The troop reached Buffalo on March 12. Lieutenant Charles Pearson could boast with some satisfaction, “So well were its papers prepared that it was inspected and mustered out of service of the United States the following day, March 13, 1917, after serving nine long months.”
Mayor Louis P. Fuhrmann ordered a civic celebration to honor the return of the Buffalo troop from the Mexican border. Donovan and his men mounted their horses and, despite his previous dismissal of the idea, paraded down Main Street while crowds cheered. Afterward he entertain
ed his fellow officers at the Buffalo Club. As he sat among the “silk stocking” troopers in one of the city’s most prestigious clubs, he must have been pleased at the progress of events that had carried him from the rough waterfront of his city to such public esteem.

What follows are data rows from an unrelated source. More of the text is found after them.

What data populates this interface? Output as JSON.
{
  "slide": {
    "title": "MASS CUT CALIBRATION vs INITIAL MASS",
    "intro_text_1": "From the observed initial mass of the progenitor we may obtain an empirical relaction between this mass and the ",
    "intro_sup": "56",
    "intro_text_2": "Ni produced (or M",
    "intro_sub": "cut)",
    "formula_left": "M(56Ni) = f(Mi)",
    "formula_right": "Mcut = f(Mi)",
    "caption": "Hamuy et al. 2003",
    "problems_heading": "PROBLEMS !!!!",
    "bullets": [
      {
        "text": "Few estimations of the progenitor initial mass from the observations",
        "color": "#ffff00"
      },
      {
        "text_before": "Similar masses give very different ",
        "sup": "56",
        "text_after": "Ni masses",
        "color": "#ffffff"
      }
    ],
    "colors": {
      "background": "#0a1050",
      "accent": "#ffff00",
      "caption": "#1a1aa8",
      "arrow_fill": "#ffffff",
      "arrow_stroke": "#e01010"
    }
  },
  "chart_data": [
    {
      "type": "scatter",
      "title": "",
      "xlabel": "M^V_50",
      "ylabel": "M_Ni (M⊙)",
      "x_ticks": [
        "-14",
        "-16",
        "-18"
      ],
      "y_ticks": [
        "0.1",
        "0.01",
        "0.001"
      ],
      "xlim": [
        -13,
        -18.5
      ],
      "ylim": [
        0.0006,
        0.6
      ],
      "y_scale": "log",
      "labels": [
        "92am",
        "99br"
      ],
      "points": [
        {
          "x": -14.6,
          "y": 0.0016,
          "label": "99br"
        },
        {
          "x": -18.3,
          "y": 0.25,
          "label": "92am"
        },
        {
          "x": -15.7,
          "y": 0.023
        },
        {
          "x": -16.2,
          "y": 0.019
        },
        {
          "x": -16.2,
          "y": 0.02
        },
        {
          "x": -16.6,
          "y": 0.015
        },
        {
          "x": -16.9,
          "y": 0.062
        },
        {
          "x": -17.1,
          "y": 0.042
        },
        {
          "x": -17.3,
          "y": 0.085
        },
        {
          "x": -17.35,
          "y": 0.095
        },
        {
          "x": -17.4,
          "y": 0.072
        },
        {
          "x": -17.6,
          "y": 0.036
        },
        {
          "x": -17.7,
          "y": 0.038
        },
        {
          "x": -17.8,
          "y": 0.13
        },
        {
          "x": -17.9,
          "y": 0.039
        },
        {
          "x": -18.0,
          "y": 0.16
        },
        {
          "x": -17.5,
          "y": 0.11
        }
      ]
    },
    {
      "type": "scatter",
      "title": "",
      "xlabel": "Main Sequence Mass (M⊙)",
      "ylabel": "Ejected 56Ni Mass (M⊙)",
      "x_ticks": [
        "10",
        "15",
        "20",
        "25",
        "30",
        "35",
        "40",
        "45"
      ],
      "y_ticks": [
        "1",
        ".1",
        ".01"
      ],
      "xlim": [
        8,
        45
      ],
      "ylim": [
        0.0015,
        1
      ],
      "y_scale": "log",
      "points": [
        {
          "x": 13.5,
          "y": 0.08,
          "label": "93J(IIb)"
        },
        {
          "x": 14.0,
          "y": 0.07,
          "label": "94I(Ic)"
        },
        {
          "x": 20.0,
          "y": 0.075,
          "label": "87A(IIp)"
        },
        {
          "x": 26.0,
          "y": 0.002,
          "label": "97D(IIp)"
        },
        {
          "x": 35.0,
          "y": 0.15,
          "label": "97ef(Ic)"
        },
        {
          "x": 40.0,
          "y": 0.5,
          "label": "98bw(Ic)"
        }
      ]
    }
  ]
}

More important for his future, Bill Donovan had observed the 69th Infantry, New York, in service on the Mexican border, and he now intended to join the “Fighting 69th” if America found itself at war in Europe. The Fighting 69th had had an opportunity to observe him as well. Father Francis P. Duffy, the regimental chaplain, noted that “on the Border when he was Captain of Troop I of the 1st Cavalry, he was the best known man of his rank in the New York Division.” For a few months Bill Donovan settled down in Buffalo with his wife and child. He practiced law, and he drilled Troop I at the Delavan Street Armory. He also studied French and German. There was no doubt in his mind that war with Germany was at hand.
It was Douglas MacArthur who suggested that the new 42nd Division formed from National Guard units from many states be called the Rainbow because, as he put it, it was “spreading like a rainbow across the country.” MacArthur was pleased to serve in the division headquarters since from the start the Rainbow Division was intended to be the first National Guard unit to see action in France.
War was declared on Germany on April 6, 1917. On July 15, the Fighting 69th Regiment of the New York National Guard, made up mainly of Irish-Americans, was incorporated into the division, as Father Francis Duffy said, “to put a green in the rainbow.” Regular Army numbering required that the regiment now be called the 165th, but the men still referred to their historic outfit as the Old 69th, and the regimental flag of the Fighting Harps continued to fly 11 streamers as proof that it had fought in 11 Civil War battles, including Bull Run, Antietam, Bloody Ford, and Marye’s Heights. Its history reached back through the Mexican War and the War of 1812 to the Revolution. A total of 50 furls, representing 50 engagements, flew from its flag. Most recently the regiment had seen service on the Mexican border. With the outbreak of war, the 69th had started a recruiting campaign in New York City with the slogan “Don’t join the 69th unless you want to be among the first to go to France.”